But Susie did not know what to say in this curious position of affairs. To take this pretty young stranger into her arms and talk to her of all John’s excellencies, and kiss her and cry over her with pleasure, as is the wont of a young man’s admiring and sympathetic sister with his love, seemed out of place with Elly, whom she scarcely knew, who seemed to know John better than she did, and who, in place of the emotional stage, was in the anxious one, rather regarding John as a wife does who is concerned about how her husband is going to act in a certain position of affairs which affects their well-being, than as a rapturous girl ready to find everything her lover does half divine. There was care instead of ecstacy on Elly’s brow, and that little conflict of opinion which must take place sometimes between all properly endowed minds, even in the closest relationship, was in full force. She resumed after a time the discussion in which Susie could not take an active part.

‘Don’t you think,’ she said, ‘that instead of starting off like this, to make his fortune—as if a fortune could be made in a day!—it would have been more sensible to wait and give them a little time?’

‘I am sure I don’t know,’ said Susie, diffidently. ‘You are so young. You didn’t mean to—— to marry all at once, even if your papa gave his consent.’

‘Oh, no,’ cried Elly, with a blush and a laugh. ‘Oh, no; why, Jack’s only just come of age.’

Susie accepted this information meekly.

‘Then, he had got your consent?’ she said.

‘Oh, yes,’ cried Elly, with fervour, ‘of course he had that all the time.’ And then the girl was seized with a little fit of that laughter which is so near tears. She grasped Susie suddenly by the arm. ‘Do you know,’ she cried, flaming celestial rosy red, ‘what happened when he went away? We kissed each other! I was only sixteen. It was four years ago. And I have sometimes thought that he never understood what had happened.

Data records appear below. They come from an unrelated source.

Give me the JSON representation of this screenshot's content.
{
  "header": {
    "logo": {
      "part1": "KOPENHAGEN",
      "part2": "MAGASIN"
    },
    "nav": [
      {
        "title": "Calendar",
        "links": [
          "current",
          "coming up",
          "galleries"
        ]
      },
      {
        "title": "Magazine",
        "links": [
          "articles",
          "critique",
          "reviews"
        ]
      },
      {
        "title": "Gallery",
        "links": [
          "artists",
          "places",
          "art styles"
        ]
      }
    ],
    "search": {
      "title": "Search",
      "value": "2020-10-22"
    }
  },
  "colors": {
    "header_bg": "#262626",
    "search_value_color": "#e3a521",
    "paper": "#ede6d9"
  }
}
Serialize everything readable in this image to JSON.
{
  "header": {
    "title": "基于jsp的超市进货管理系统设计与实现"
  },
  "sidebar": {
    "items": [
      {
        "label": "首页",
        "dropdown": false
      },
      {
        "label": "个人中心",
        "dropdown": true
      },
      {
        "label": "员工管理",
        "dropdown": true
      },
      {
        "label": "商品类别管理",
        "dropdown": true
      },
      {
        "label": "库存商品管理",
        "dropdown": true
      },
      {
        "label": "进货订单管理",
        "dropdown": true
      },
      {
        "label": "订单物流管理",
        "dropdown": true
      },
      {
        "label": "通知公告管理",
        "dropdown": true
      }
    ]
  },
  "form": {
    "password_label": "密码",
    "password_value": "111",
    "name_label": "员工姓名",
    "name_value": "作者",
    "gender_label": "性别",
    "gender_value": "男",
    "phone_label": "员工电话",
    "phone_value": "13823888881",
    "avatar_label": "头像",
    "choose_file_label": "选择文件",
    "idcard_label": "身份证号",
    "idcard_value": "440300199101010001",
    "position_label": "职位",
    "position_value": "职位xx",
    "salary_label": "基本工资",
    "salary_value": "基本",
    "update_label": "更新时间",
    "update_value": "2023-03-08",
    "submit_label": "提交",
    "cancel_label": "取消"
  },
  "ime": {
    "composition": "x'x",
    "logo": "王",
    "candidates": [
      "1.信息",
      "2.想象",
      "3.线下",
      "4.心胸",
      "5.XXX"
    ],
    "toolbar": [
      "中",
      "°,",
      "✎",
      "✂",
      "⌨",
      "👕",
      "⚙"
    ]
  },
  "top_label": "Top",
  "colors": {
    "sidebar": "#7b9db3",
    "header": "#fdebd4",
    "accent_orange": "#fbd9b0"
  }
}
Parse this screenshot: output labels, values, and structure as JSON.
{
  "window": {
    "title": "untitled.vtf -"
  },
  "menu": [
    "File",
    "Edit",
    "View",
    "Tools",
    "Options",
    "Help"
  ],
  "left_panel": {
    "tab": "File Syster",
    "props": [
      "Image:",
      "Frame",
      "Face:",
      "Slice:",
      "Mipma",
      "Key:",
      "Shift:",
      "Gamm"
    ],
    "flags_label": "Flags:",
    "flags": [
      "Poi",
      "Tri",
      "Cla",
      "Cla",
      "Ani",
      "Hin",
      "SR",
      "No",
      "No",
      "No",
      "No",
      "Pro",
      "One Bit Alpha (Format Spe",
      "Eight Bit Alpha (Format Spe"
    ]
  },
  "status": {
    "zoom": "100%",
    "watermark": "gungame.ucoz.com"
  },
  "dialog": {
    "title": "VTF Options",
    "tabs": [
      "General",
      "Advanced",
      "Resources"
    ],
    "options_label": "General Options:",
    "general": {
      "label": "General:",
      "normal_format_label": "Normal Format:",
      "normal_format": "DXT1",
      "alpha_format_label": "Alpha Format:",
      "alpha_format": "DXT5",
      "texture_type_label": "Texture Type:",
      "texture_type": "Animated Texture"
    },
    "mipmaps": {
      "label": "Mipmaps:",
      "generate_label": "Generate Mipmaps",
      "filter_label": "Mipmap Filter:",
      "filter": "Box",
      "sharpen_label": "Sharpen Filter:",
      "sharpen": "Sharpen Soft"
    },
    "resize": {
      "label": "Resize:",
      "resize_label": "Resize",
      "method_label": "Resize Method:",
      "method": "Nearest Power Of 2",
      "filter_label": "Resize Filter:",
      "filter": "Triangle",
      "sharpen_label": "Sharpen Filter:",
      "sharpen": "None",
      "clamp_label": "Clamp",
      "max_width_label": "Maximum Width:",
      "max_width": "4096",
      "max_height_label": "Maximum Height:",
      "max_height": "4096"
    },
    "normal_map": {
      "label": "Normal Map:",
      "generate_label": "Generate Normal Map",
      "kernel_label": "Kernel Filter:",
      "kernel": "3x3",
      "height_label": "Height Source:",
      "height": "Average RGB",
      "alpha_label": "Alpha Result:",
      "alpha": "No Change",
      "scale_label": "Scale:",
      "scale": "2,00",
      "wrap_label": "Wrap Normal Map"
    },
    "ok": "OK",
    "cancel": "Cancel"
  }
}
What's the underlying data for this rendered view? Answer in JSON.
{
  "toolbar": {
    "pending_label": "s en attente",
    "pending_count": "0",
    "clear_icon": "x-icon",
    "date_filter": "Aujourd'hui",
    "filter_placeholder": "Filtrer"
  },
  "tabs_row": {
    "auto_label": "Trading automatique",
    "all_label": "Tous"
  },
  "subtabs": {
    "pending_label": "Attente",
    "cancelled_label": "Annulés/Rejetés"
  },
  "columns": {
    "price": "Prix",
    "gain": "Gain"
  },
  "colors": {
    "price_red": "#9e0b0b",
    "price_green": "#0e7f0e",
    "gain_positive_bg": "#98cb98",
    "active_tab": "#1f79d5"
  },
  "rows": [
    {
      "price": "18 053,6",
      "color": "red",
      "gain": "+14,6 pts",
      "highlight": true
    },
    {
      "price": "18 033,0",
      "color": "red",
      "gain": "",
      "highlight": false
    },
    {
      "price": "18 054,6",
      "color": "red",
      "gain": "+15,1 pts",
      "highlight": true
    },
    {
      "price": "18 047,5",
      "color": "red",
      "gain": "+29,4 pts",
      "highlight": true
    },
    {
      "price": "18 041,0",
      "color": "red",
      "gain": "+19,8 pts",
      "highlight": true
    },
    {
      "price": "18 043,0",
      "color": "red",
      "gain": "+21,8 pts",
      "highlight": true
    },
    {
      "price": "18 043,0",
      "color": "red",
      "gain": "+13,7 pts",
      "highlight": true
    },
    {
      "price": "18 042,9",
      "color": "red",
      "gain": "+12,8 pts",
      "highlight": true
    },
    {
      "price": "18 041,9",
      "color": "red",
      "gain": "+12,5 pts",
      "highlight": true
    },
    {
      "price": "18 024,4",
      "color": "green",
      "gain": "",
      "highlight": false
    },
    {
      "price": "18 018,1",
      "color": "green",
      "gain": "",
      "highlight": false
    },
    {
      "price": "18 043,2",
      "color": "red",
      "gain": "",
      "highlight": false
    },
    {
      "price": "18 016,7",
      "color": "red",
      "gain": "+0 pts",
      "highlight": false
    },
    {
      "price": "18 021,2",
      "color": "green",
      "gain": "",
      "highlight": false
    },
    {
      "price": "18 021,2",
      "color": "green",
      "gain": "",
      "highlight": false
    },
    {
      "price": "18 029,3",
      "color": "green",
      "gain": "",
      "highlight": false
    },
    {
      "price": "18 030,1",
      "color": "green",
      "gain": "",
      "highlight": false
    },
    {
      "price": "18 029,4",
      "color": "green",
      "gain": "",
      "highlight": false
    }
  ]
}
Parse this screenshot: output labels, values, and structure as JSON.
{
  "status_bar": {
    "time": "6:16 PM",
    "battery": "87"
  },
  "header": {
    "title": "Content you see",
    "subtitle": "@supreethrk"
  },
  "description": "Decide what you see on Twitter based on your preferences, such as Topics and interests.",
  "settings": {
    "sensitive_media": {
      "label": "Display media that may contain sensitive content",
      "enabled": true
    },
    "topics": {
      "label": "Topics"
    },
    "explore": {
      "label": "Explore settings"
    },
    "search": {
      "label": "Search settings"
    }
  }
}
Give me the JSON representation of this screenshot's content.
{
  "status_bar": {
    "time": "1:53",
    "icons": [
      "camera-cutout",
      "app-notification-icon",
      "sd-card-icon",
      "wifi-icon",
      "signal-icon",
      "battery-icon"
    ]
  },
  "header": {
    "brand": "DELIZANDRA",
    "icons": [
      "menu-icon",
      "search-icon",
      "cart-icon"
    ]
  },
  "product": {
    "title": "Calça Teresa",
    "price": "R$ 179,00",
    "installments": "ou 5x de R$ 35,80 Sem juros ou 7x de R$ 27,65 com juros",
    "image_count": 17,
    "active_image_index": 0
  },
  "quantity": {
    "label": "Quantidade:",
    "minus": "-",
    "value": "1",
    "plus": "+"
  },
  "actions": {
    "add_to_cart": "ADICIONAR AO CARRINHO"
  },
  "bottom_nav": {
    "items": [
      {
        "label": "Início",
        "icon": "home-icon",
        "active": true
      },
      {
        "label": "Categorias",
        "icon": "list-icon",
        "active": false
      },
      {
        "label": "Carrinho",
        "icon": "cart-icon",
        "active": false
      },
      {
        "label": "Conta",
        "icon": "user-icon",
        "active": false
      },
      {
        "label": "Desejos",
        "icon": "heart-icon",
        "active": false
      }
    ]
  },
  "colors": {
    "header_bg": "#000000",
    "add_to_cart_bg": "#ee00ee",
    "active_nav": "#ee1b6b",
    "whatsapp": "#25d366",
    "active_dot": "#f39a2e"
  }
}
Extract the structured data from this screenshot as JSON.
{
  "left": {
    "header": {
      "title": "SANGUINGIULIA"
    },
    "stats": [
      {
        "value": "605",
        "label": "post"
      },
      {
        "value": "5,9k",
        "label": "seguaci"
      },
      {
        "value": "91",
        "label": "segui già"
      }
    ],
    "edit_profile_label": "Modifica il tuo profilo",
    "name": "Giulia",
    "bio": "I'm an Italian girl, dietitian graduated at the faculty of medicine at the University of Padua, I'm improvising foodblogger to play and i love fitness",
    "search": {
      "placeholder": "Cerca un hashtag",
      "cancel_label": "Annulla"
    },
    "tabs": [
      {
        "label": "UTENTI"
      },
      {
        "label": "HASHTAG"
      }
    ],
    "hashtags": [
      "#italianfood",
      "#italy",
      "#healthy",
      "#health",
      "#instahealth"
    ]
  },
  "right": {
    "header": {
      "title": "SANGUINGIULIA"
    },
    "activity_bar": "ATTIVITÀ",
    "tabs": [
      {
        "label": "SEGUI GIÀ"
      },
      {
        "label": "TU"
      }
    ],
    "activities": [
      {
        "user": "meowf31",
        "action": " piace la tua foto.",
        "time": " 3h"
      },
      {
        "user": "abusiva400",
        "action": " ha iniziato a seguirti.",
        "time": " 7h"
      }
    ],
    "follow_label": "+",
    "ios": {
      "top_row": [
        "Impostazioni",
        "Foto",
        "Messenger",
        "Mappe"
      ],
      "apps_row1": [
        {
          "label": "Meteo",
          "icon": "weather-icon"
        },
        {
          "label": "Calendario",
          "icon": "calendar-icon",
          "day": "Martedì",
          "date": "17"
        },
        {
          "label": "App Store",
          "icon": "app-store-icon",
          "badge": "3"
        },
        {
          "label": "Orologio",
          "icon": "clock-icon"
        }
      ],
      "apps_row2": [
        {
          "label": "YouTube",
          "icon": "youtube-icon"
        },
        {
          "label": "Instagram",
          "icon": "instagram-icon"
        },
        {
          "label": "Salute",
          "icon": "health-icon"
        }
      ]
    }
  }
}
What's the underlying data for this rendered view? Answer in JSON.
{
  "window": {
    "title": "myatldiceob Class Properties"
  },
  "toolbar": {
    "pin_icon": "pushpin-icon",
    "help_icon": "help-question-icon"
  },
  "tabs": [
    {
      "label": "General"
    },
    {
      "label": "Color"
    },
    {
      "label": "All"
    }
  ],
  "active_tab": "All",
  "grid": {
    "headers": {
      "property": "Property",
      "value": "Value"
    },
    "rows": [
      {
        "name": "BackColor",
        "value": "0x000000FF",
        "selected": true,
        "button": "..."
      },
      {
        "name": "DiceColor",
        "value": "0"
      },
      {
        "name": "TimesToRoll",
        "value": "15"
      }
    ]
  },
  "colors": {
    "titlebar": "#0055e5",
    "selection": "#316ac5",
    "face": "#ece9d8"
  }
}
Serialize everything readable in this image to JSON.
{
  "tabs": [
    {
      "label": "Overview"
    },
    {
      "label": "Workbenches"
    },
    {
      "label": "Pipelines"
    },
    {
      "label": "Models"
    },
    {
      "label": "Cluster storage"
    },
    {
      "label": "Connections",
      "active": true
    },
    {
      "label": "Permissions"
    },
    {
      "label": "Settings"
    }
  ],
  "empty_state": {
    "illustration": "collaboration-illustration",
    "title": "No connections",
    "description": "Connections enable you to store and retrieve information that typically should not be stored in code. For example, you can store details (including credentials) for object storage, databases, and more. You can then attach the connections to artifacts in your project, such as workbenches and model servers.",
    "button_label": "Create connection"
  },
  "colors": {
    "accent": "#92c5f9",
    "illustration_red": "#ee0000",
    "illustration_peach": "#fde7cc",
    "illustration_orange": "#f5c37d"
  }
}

But, of course, after that, when Jack asked me——’ She could not grow more crimson than she had done before, and her eyes filled with that golden dew of happiness and tears which makes the dullest eyes swim in light. This lovely softening and revolution in the girl’s face touched Susie. She put her arms timidly round her and kissed her cheek, to which Elly replied by flinging herself upon the conforting bosom of this new friend to whom she had now a right.

‘We’re sisters, don’t you know,’ she said. ‘I’ve only had Aunt Mary till now, and Aunt Mary’s so much older. Yes, of course, of course, he had my consent.

‘Then what did he want more?’ said Susie, in her ear. ‘Dear, I’m of Mr. Percy’s opinion too. He has got to go away and do what he can to make it agreeable to your people. That is the only thing he could do—unless he had kept away altogether,’ Susie added, ‘which would perhaps have been the wisest way.’

At which Elly sprang up, and, seizing her comforter by both arms, shook her, first with wild indignation, then bursting again into the agitated laughter which belonged to her state.